His aim is to provide recipes, most of them on the more healthful side, and instructions for Korean food that are accessible to cooks with just about any level of experience.
When necessary, he provides step-by-step photos for stuffing dumplings, for example, but most of the recipes – there are 100 in the book – have few steps and few ingredients.
GROUND BEEF BULGOGI
Bulgogi is traditionally made with tenderloin or sirloin, but when my colleague Becky Krystal wrote about New York chef Hooni Kim’s bulgogi, she noted that he makes it with brisket, a less expensive cut of meat. Kim’s delicious version is included in his cookbook, My Korea.
Chef Peter Serpico, in his new cookbook, Learning Korean, takes it a step further – he makes the popular Korean staple with ground beef.
“This recipe delivers all that flavour on a hamburger budget,” Serpico wrote in his cookbook.
If you have time, Serpico recommends mixing the beef with the seasonings and then letting it marinate up to overnight in the refrigerator for even more flavour.
But my colleague Olga Massov, a busy working mom, made it for her family one night without marinating and recommended I give it a whirl that way. I did and agreed with her that even without the overnight wait, the dish is quite flavourful. And it comes together in about 20 minutes.
I asked Serpico if he objected to the change, and he emphatically replied no. That’s exactly how he wants people to use his cookbook.
“All it’s supposed to do is make you happy,” he said. “That’s it.”

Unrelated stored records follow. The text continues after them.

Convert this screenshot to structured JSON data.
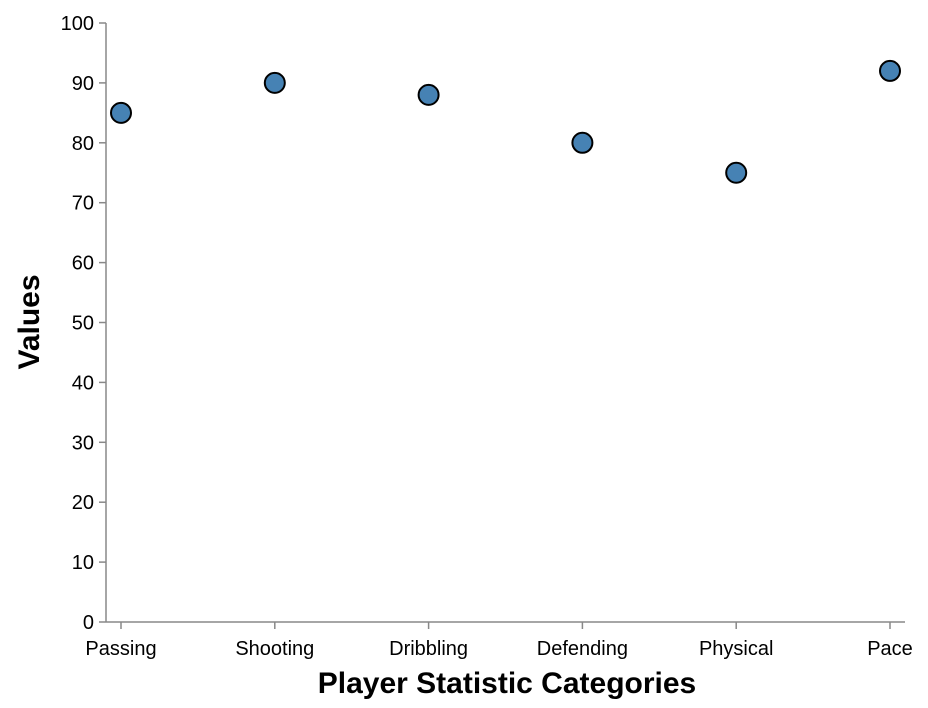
{
  "chart_data": {
    "type": "scatter",
    "title": "",
    "xlabel": "Player Statistic Categories",
    "ylabel": "Values",
    "categories": [
      "Passing",
      "Shooting",
      "Dribbling",
      "Defending",
      "Physical",
      "Pace"
    ],
    "values": [
      85,
      90,
      88,
      80,
      75,
      92
    ],
    "ylim": [
      0,
      100
    ],
    "yticks": [
      0,
      10,
      20,
      30,
      40,
      50,
      60,
      70,
      80,
      90,
      100
    ],
    "grid": false,
    "legend": "none",
    "point_color": "#4682b4",
    "point_stroke": "#000000",
    "axis_color": "#888888"
  }
}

The salty, sweet, garlicky mixture can be wrapped in lettuce or cabbage leaves, served with rice, noodles and kimchi, or rolled in seaweed with rice and vegetables to make kimbap. It also would make a fine filling for dumplings. (If you’re making a pot of rice to go with it, put the rice on before you begin cooking the beef and it should all be ready at the same time.)
The recipe also works well with plant-based meats.
Make Ahead: The seasoned beef mixture can be marinated as long as overnight for more flavour.
NOTE: If you need to make a fresh batch of rice, for two cups of cooked long-grain white rice, rinse third quarter cup of rice until the water runs clear.
Then, place it in a medium, lidded saucepan over medium-high heat. Add one teaspoon olive oil and stir to coat the rice.
Add one-and-a-half cups of water and a pinch of salt, if desired, and bring to a boil. Reduce the heat to low, cover and simmer until the rice is tender and the water is absorbed, about 15 minutes.
One pound lean ground beef meat,
One medium yellow onion (eight ounces), halved and thinly sliced
Two cloves garlic, minced or finely grated
Two scallions, trimmed and cut into one-inch pieces (white and light green parts)
One tablespoon sesame oil
One tablespoon low-sodium soy sauce
One tablespoon maple syrup
Half teaspoon fine salt
One teaspoon vegetable oil
Cooked white rice, for serving (see NOTE)
Kimchi, for serving (optional)
Fresh lettuce or cabbage leaves, for serving (optional)
In a large bowl, stir together the beef or plant-based meat, onion, garlic, scallions, sesame oil, soy sauce, maple syrup and salt until combined.
In a large saute skillet over medium-high heat, heat the oil until shimmering.
Add the beef mixture and cook, stirring occasionally to break up any large chunks, until cooked through, about 10 minutes.
Serve the bulgogi in bowls with rice, kimchi, and lettuce or cabbage leaves for wrapping, if using.